I again mention this truth because the Brumby Government now promises to make Victoria the “solar capital” of Australia.
Premier John Brumby says he wants to build up to 10 big new solar plants so we can get greenhouse-friendly power.
In fact, the Herald Sun said, he “set a target of 5 per cent of the state’s electricity coming from large solar plants within 10 years”. Which is untrue.
And, as Brumby declared, those five to 10 new plants included “an existing proposal to build a station outside Mildura by 2015”. Which is a warning.

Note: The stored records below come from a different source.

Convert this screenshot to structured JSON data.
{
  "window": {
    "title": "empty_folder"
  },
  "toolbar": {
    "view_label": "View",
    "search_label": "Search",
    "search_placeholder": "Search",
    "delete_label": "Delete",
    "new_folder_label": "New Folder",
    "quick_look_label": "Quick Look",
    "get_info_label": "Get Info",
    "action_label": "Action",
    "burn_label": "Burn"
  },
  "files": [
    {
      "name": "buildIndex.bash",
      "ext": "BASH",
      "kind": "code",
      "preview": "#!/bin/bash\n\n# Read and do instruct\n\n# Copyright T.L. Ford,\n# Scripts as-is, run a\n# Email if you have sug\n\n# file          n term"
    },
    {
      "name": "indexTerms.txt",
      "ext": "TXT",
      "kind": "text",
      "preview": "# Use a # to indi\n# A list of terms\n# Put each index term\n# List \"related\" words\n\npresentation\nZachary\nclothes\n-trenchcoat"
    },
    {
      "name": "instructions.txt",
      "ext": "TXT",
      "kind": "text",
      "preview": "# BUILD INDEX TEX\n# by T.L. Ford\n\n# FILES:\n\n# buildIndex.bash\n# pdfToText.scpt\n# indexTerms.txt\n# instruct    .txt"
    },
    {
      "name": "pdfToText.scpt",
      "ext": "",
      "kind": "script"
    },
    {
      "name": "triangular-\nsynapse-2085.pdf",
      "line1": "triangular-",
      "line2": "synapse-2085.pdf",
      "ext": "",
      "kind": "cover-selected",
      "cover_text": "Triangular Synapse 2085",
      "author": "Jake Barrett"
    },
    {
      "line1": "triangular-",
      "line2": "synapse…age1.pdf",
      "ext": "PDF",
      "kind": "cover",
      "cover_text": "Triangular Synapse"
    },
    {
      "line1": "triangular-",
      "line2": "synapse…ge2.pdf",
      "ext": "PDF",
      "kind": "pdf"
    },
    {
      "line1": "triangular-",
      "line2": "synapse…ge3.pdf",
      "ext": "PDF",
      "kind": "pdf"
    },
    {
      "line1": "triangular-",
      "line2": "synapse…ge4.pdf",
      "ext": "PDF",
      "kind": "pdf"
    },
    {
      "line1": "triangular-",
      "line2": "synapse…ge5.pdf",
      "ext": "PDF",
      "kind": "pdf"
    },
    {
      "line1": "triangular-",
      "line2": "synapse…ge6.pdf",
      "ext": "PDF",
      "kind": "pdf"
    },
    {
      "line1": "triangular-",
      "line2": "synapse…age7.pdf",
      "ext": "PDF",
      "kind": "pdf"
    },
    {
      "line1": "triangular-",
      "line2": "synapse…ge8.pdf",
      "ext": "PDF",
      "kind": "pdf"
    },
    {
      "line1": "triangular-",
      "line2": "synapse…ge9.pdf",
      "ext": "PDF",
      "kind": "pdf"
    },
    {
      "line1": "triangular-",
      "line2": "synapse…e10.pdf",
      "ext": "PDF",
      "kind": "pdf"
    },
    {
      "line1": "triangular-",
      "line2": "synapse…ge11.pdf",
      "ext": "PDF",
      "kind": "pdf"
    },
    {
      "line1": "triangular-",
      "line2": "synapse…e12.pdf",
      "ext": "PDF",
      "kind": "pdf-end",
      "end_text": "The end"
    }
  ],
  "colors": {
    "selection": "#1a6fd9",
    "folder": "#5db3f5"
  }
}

First to that target. As readers may know, the sun does not shine at night. It also doesn’t shine much on cloudy days. So the 5 per cent target is actually for the plant’s capacity in perfect conditions, and not actual delivery.
In fact, the Government hopes by 2020 to have solar power stations that could produce 5 per cent of our electricity in endless sun, but which will supply perhaps just a quarter of that.
But will it manage even this?
The only big solar plant close to being built is that one near Mildura. So keen has the Government been to seem green that it promised this project’s private owners $50 million to get it up, and prime minister John Howard, desperate in his last days to seem funky, threw in $75 million.
This for a plant that would produce only enough wildly overpriced power at peak times for 45,000 homes, but no factories, and would still need conventional power stations humming on line for when the sun didn’t shine.
Yet still the project collapsed last year, throwing 100 people out of work.
In February, with $150 million of investors’ money gone, including up to $3 million of the government handouts, its carcass was sold to Silex Systems for just $20 million.
More cautious, Silex said it had “the aim of commencing commercial project activities in 2011”, which “could then lead to the construction of a . . . pilot facility”, which was “potentially a precursor” to the power station Brumby now counts among the ones he’s promising by 2020.
And that is the most likely of the lot. Provided the governments still stump up the $135 million they’ve promised.
I wouldn’t be counting on that project just yet, or another nine like it.
Indeed, this week we learned another government-backed solar project had flared out, this one in Queensland.
The Cloncurry plant was meant to be the hero of a $30 million plan to heat water and generate electricity by using 8000 mirrors to trap the sun’s rays, but three years on, just four panels are up.
Among the excuses is that residents could have been blinded by the plant.
What do these examples tell us?
First, that solar power is a hopelessly expensive technology, still in its infancy.
Second, that governments are mugs to invest in what the markets won’t, particularly when the technology is evolving so fast that yesterday’s cutting edge is today’s flared pants.
And, third, governments still don’t care, knowing voters are more dazzled by solar promises than appalled by solar failures. Just see how even old promises are praised when promised anew.
In 2002, this Labor government promised to get 10 per cent of our power from renewable sources by 2010. In 2006, it promised the same again, but for 2016.
Yet our renewable energy capacity is still stuck around 5 per cent, with most of that hydro power—thanks to dams we’re banned from building.
But stare up at the sun long enough with your glad eyes, young dupe, and you’ll be blind to the mess at your feet.